Food security is also in jeopardy for the elderly because the USDAs Commodity Supplemental Food Program is suspended.

The program normally provides nutritious foods to the elderly who are at least 60 years old with an annual income less than $15,000, but because of the shutdown it has been put on hold.

If you were to speak to some of the almost 595,000 seniors who depend on the program, they’d probably tell you they’re a little hungrier than usual.

However, more than just low-income young mothers, children and the elderly are affected.

The USDA continues to inspect meat and plants during the shutdown.
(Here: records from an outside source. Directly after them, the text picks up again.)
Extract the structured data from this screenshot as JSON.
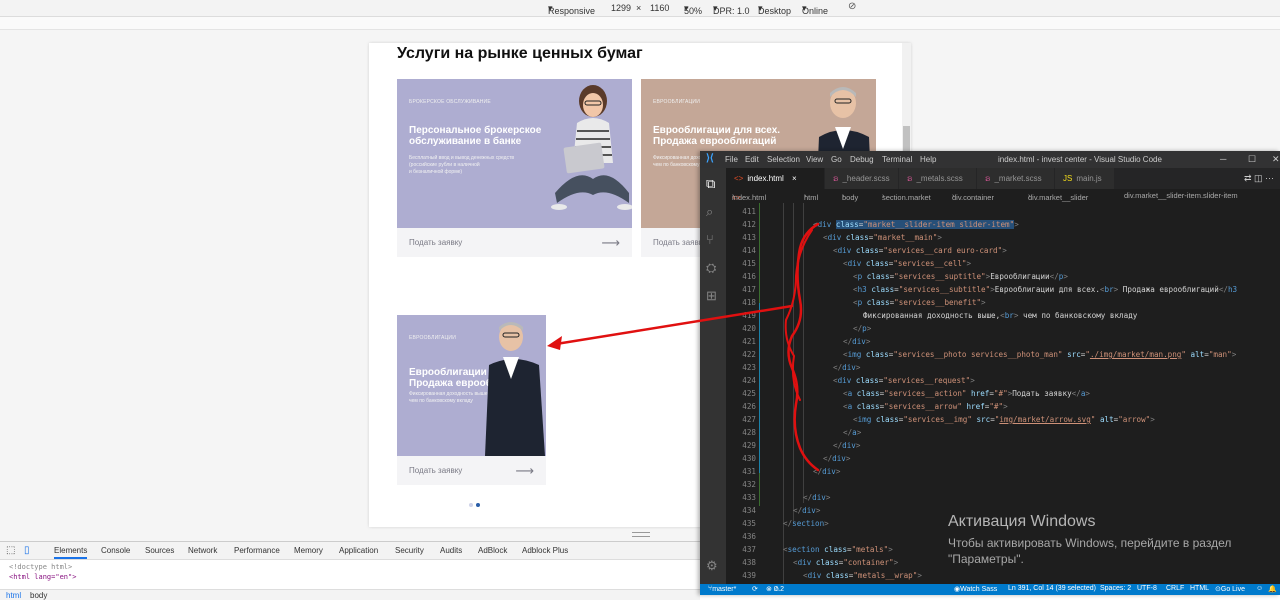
{
  "device_toolbar": {
    "mode": "Responsive",
    "width": "1299",
    "times": "×",
    "height": "1160",
    "zoom": "50%",
    "dpr": "DPR: 1.0",
    "device": "Desktop",
    "network": "Online"
  },
  "page": {
    "section_title": "Услуги на рынке ценных бумаг",
    "cards": [
      {
        "kicker": "Брокерское обслуживание",
        "title": "Персональное брокерское\nобслуживание в банке",
        "benefit": "Бесплатный ввод и вывод денежных средств\n(российские рубли в наличной\nи безналичной форме)",
        "request": "Подать заявку"
      },
      {
        "kicker": "Еврооблигации",
        "title": "Еврооблигации для всех.\nПродажа еврооблигаций",
        "benefit": "Фиксированная доходность выше,\nчем по банковскому вкладу",
        "request": "Подать заявку"
      },
      {
        "kicker": "Еврооблигации",
        "title": "Еврооблигации для всех.\nПродажа еврооблигаций",
        "benefit": "Фиксированная доходность выше,\nчем по банковскому вкладу",
        "request": "Подать заявку"
      }
    ],
    "colors": {
      "purple": "#aeadd1",
      "beige": "#c4a797",
      "accent": "#2a5ea8",
      "annotation": "#e01010"
    }
  },
  "devtools": {
    "tabs": [
      "Elements",
      "Console",
      "Sources",
      "Network",
      "Performance",
      "Memory",
      "Application",
      "Security",
      "Audits",
      "AdBlock",
      "Adblock Plus"
    ],
    "active_tab": "Elements",
    "code": [
      "<!doctype html>",
      "<html lang=\"en\">"
    ],
    "breadcrumbs": [
      "html",
      "body"
    ]
  },
  "vscode": {
    "menu": [
      "File",
      "Edit",
      "Selection",
      "View",
      "Go",
      "Debug",
      "Terminal",
      "Help"
    ],
    "window_title": "index.html - invest center - Visual Studio Code",
    "tabs": [
      {
        "label": "index.html",
        "type": "html",
        "close": "×"
      },
      {
        "label": "_header.scss",
        "type": "scss"
      },
      {
        "label": "_metals.scss",
        "type": "scss"
      },
      {
        "label": "_market.scss",
        "type": "scss"
      },
      {
        "label": "main.js",
        "type": "js"
      }
    ],
    "breadcrumbs": [
      "index.html",
      "html",
      "body",
      "section.market",
      "div.container",
      "div.market__slider",
      "div.market__slider-item.slider-item"
    ],
    "line_numbers": [
      "411",
      "412",
      "413",
      "414",
      "415",
      "416",
      "417",
      "418",
      "419",
      "420",
      "421",
      "422",
      "423",
      "424",
      "425",
      "426",
      "427",
      "428",
      "429",
      "430",
      "431",
      "432",
      "433",
      "434",
      "435",
      "436",
      "437",
      "438",
      "439"
    ],
    "status": {
      "branch": "master*",
      "errors": "0",
      "warnings": "2",
      "watch": "Watch Sass",
      "position": "Ln 391, Col 14 (39 selected)",
      "spaces": "Spaces: 2",
      "encoding": "UTF-8",
      "eol": "CRLF",
      "language": "HTML",
      "golive": "Go Live"
    },
    "activation": {
      "heading": "Активация Windows",
      "line1": "Чтобы активировать Windows, перейдите в раздел",
      "line2": "\"Параметры\"."
    }
  }
}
However, the Centers for Disease Control and Prevention, which tracks food-borne illness outbreaks, is working with a smaller surveillance team than usual.

The country is currently suffering from an outbreak of multiple antibiotic-resistant strains of salmonella linked to raw chicken from multiple Foster Farms plants in California.

More than 300 people have been affected.

As a result, the CDC recalled about a dozen furloughed epidemiologists and other experts, but about 9,000 of the agency’s 13,000 employees remain on
furlough.

Though you can’t claim this is purely a result of the CDC’s depleted staff, you can’t say it isn’t linked.

We live in one of the wealthiest, most powerful countries in the world, but the shutdown doesn’t make it seem that way.

We might not all agree on questions regarding the debt ceiling or Congress’s behavior, but I think we can all agree everyone has a right to well-being, peace of mind and a little food now and then.